OpenAI and Broadcom on Wednesday revealed Jalapeño, their first co-designed custom chip, marking OpenAI’s debut entry into AI silicon. The chip is an application-specific integrated circuit (ASIC) built for inference, the process of serving AI models to users in ChatGPT and other applications, according to CNBC.

Nine Months From Design to Sample

OpenAI President Greg Brockman told CNBC’s David Faber that the chip was designed from end to end in nine months, with OpenAI’s own AI models accelerating the process. “The degree to which our models have been able to accelerate it was very surprising to us,” Brockman said on Squawk on the Street. OpenAI also designed large parts of the computer system where Jalapeño will be deployed.

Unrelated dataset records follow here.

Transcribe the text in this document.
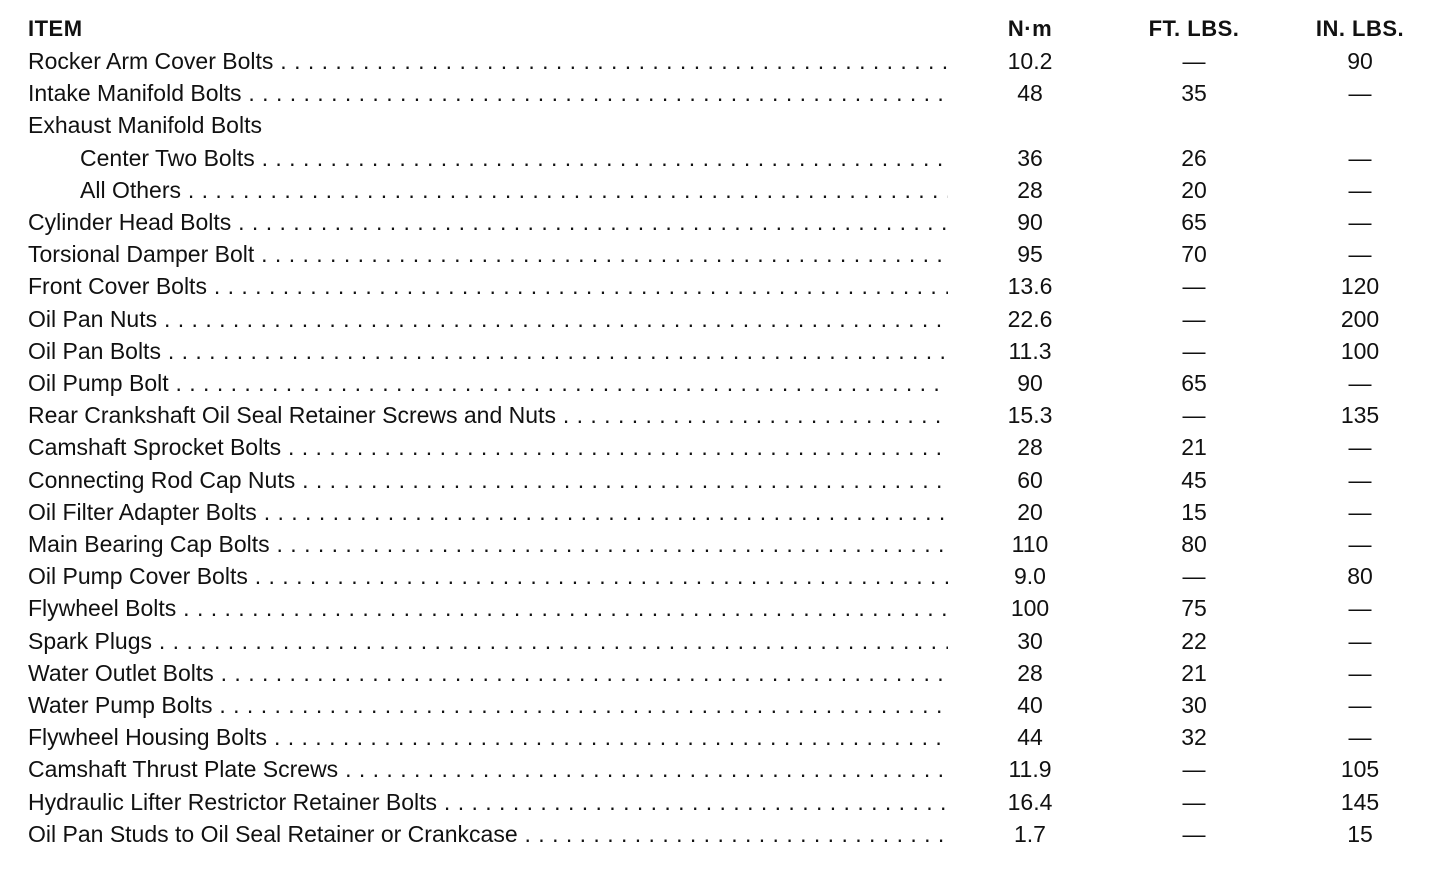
ITEM	N·m	FT. LBS.	IN. LBS.
Rocker Arm Cover Bolts . . .	10.2	—	90
Intake Manifold Bolts . . .	48	35	—
Exhaust Manifold Bolts
Center Two Bolts . . .	36	26	—
All Others . . .	28	20	—
Cylinder Head Bolts . . .	90	65	—
Torsional Damper Bolt . . .	95	70	—
Front Cover Bolts . . .	13.6	—	120
Oil Pan Nuts . . .	22.6	—	200
Oil Pan Bolts . . .	11.3	—	100
Oil Pump Bolt . . .	90	65	—
Rear Crankshaft Oil Seal Retainer Screws and Nuts . . .	15.3	—	135
Camshaft Sprocket Bolts . . .	28	21	—
Connecting Rod Cap Nuts . . .	60	45	—
Oil Filter Adapter Bolts . . .	20	15	—
Main Bearing Cap Bolts . . .	110	80	—
Oil Pump Cover Bolts . . .	9.0	—	80
Flywheel Bolts . . .	100	75	—
Spark Plugs . . .	30	22	—
Water Outlet Bolts . . .	28	21	—
Water Pump Bolts . . .	40	30	—
Flywheel Housing Bolts . . .	44	32	—
Camshaft Thrust Plate Screws . . .	11.9	—	105
Hydraulic Lifter Restrictor Retainer Bolts . . .	16.4	—	145
Oil Pan Studs to Oil Seal Retainer or Crankcase . . .	1.7	—	15
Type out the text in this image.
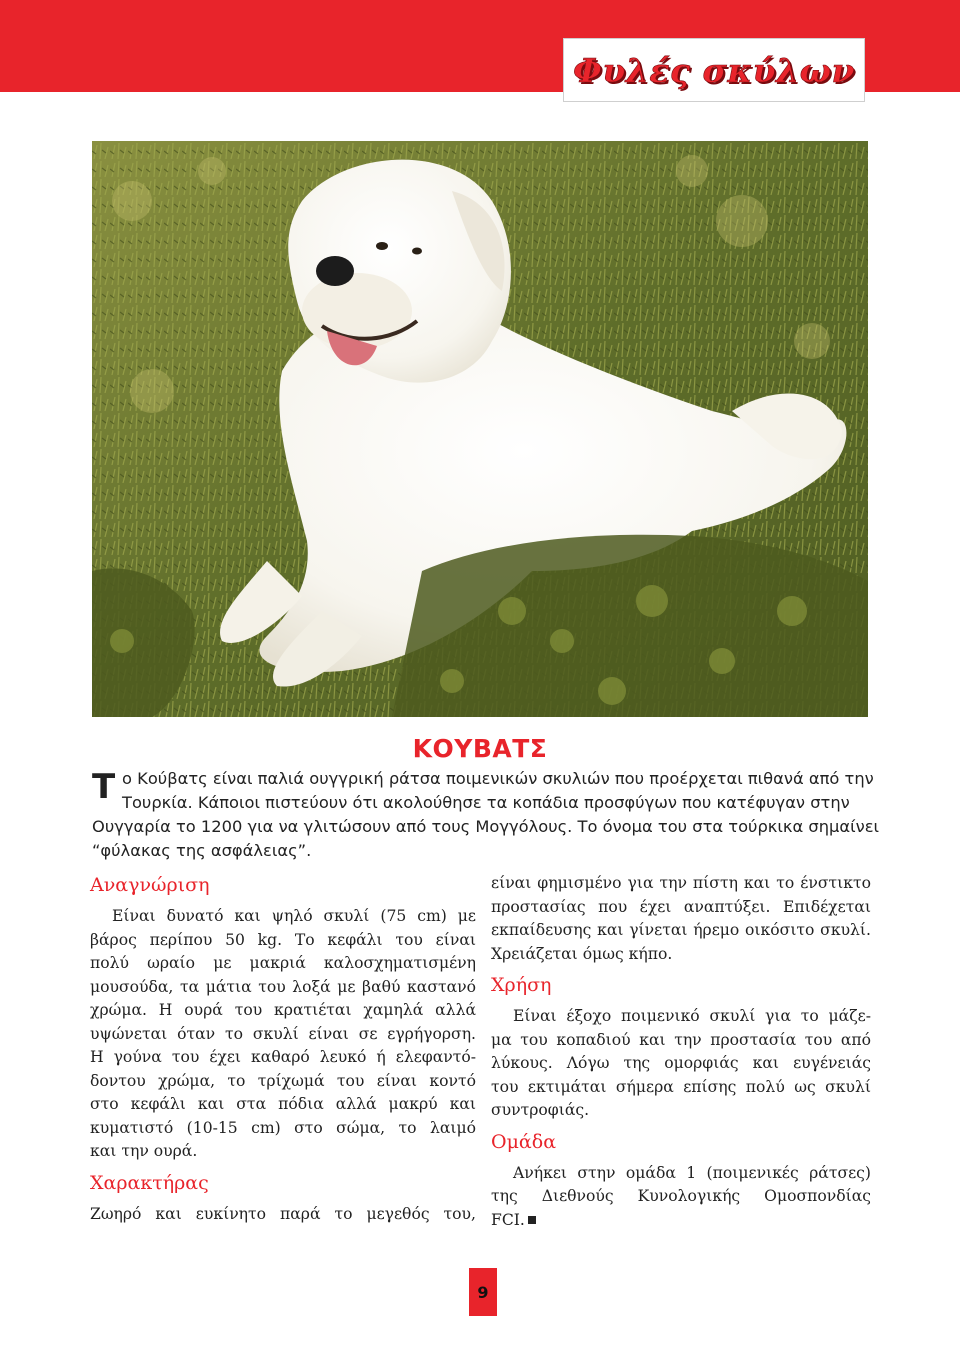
Φυλές σκύλων
ΚΟΥΒΑΤΣ
Τ ο Κούβατς είναι παλιά ουγγρική ράτσα ποιμενικών σκυλιών που προέρχεται πιθανά από την
Τουρκία. Κάποιοι πιστεύουν ότι ακολούθησε τα κοπάδια προσφύγων που κατέφυγαν στην
Ουγγαρία το 1200 για να γλιτώσουν από τους Μογγόλους. Το όνομα του στα τούρκικα σημαίνει
“φύλακας της ασφάλειας”.
Αναγνώριση
Είναι δυνατό και ψηλό σκυλί (75 cm) με
βάρος περίπου 50 kg. Το κεφάλι του είναι
πολύ ωραίο με μακριά καλοσχηματισμένη
μουσούδα, τα μάτια του λοξά με βαθύ καστανό
χρώμα. Η ουρά του κρατιέται χαμηλά αλλά
υψώνεται όταν το σκυλί είναι σε εγρήγορση.
Η γούνα του έχει καθαρό λευκό ή ελεφαντό-
δοντου χρώμα, το τρίχωμά του είναι κοντό
στο κεφάλι και στα πόδια αλλά μακρύ και
κυματιστό (10-15 cm) στο σώμα, το λαιμό
και την ουρά.
Χαρακτήρας
Ζωηρό και ευκίνητο παρά το μεγεθός του,
είναι φημισμένο για την πίστη και το ένστικτο
προστασίας που έχει αναπτύξει. Επιδέχεται
εκπαίδευσης και γίνεται ήρεμο οικόσιτο σκυλί.
Χρειάζεται όμως κήπο.
Χρήση
Είναι έξοχο ποιμενικό σκυλί για το μάζε-
μα του κοπαδιού και την προστασία του από
λύκους. Λόγω της ομορφιάς και ευγένειάς
του εκτιμάται σήμερα επίσης πολύ ως σκυλί
συντροφιάς.
Ομάδα
Ανήκει στην ομάδα 1 (ποιμενικές ράτσες)
της Διεθνούς Κυνολογικής Ομοσπονδίας
FCI.
9
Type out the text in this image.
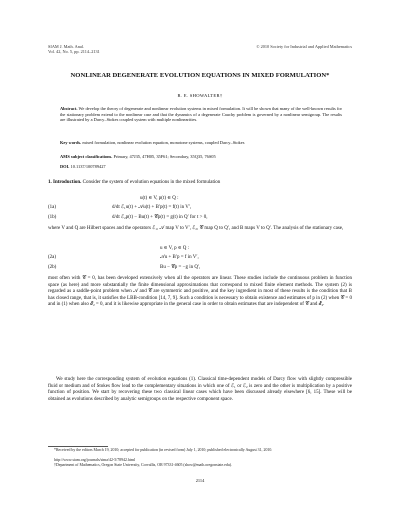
SIAM J. Math. Anal.
Vol. 42, No. 5, pp. 2114–2131
© 2010 Society for Industrial and Applied Mathematics
NONLINEAR DEGENERATE EVOLUTION EQUATIONS IN MIXED FORMULATION*
R. E. SHOWALTER†
Abstract. We develop the theory of degenerate and nonlinear evolution systems in mixed formulation. It will be shown that many of the well-known results for the stationary problem extend to the nonlinear case and that the dynamics of a degenerate Cauchy problem is governed by a nonlinear semigroup. The results are illustrated by a Darcy–Stokes coupled system with multiple nonlinearities.
Key words. mixed formulation, nonlinear evolution equation, monotone systems, coupled Darcy–Stokes
AMS subject classifications. Primary, 47J35, 47H05, 35F61; Secondary, 35Q35, 76S05
DOI. 10.1137/100789427
1. Introduction. Consider the system of evolution equations in the mixed formulation
u(t) ∈ V, p(t) ∈ Q :
(1a)	d/dt ℰ₁u(t) + 𝒜u(t) + B′p(t) = f(t) in V′,
(1b)	d/dt ℰ₂p(t) − Bu(t) + 𝒞p(t) = g(t) in Q′ for t > 0,
where V and Q are Hilbert spaces and the operators ℰ₁, 𝒜 map V to V′, ℰ₂, 𝒞 map Q to Q′, and B maps V to Q′. The analysis of the stationary case,
u ∈ V, p ∈ Q :
(2a)	𝒜u + B′p = f in V′,
(2b)	Bu − 𝒞p = −g in Q′,
most often with 𝒞 = 0, has been developed extensively when all the operators are linear. These studies include the continuous problem in function space (as here) and more substantially the finite dimensional approximations that correspond to mixed finite element methods. The system (2) is regarded as a saddle-point problem when 𝒜 and 𝒞 are symmetric and positive, and the key ingredient in most of these results is the condition that B has closed range, that is, it satisfies the LBB-condition [14, 7, 9]. Such a condition is necessary to obtain existence and estimates of p in (2) when 𝒞 = 0 and in (1) when also ℰ₂ = 0, and it is likewise appropriate in the general case in order to obtain estimates that are independent of 𝒞 and ℰ₂.
We study here the corresponding system of evolution equations (1). Classical time-dependent models of Darcy flow with slightly compressible fluid or medium and of Stokes flow lead to the complementary situations in which one of ℰ₁ or ℰ₂ is zero and the other is multiplication by a positive function of position. We start by recovering these two classical linear cases which have been discussed already elsewhere [6, 15]. These will be obtained as evolutions described by analytic semigroups on the respective component space.
*Received by the editors March 19, 2010; accepted for publication (in revised form) July 1, 2010; published electronically August 31, 2010.
http://www.siam.org/journals/sima/42-5/78942.html
†Department of Mathematics, Oregon State University, Corvallis, OR 97331-4605 (show@math.oregonstate.edu).
2114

The companies are calling the chip an “Intelligence Processor” and describe it as the first “AI accelerator” in a platform they are building “to make advanced AI faster, more reliable, and more accessible to more people,” per the press release cited by CNBC. A physical sample was delivered to OpenAI on Wednesday.

Deployment Timeline

Initial deployment of Jalapeño chips is targeted by the end of 2026, with a ramp from there. Broadcom CEO Hock Tan told CNBC the schedule starts with “small prototype development” in late 2026. “We will start seeing it really ramp up in ‘27 and really going full tilt in first half ‘28,” Tan said.

The partnership, which went public in October 2025 after 18 months of joint work, aims to build enough compute capacity to require 10 gigawatts of power. ASICs like Jalapeño are less flexible than Nvidia’s GPUs but less expensive and designed for specific AI tasks, CNBC reported.

Demand Outstripping Supply

Brockman said OpenAI “cannot get compute fast enough.” Tan backed that assessment, describing demand from Broadcom’s six customers as “simply insatiable.” “It’s just much more than we can address,” Tan said. “And this is not just ‘26, not ‘27, we’re seeing that same and even elevated demand in ‘28 as well.”

OpenAI has been one of the largest buyers of Nvidia GPUs since launching the generative AI boom in 2022. To diversify its supply, the company has signed deals with Amazon Web Services for Trainium chips, Advanced Micro Devices, and AI chipmaker Cerebras, which held its IPO in May, CNBC reported.

The Vertical Integration Bet

Jalapeño represents a step in OpenAI’s plan to “build the full stack behind its models and products.” “By designing more of the stack ourselves, we can serve more intelligence with greater efficiency and keep pushing advanced AI toward broader access,” Brockman said in the press release.

For companies running autonomous agents at scale, the inference layer is the bottleneck. Training a model happens once; serving it to millions of concurrent agent sessions happens continuously. OpenAI’s move to control its own inference silicon is a bet that whoever owns the chip layer owns the cost structure of the entire agent deployment pipeline.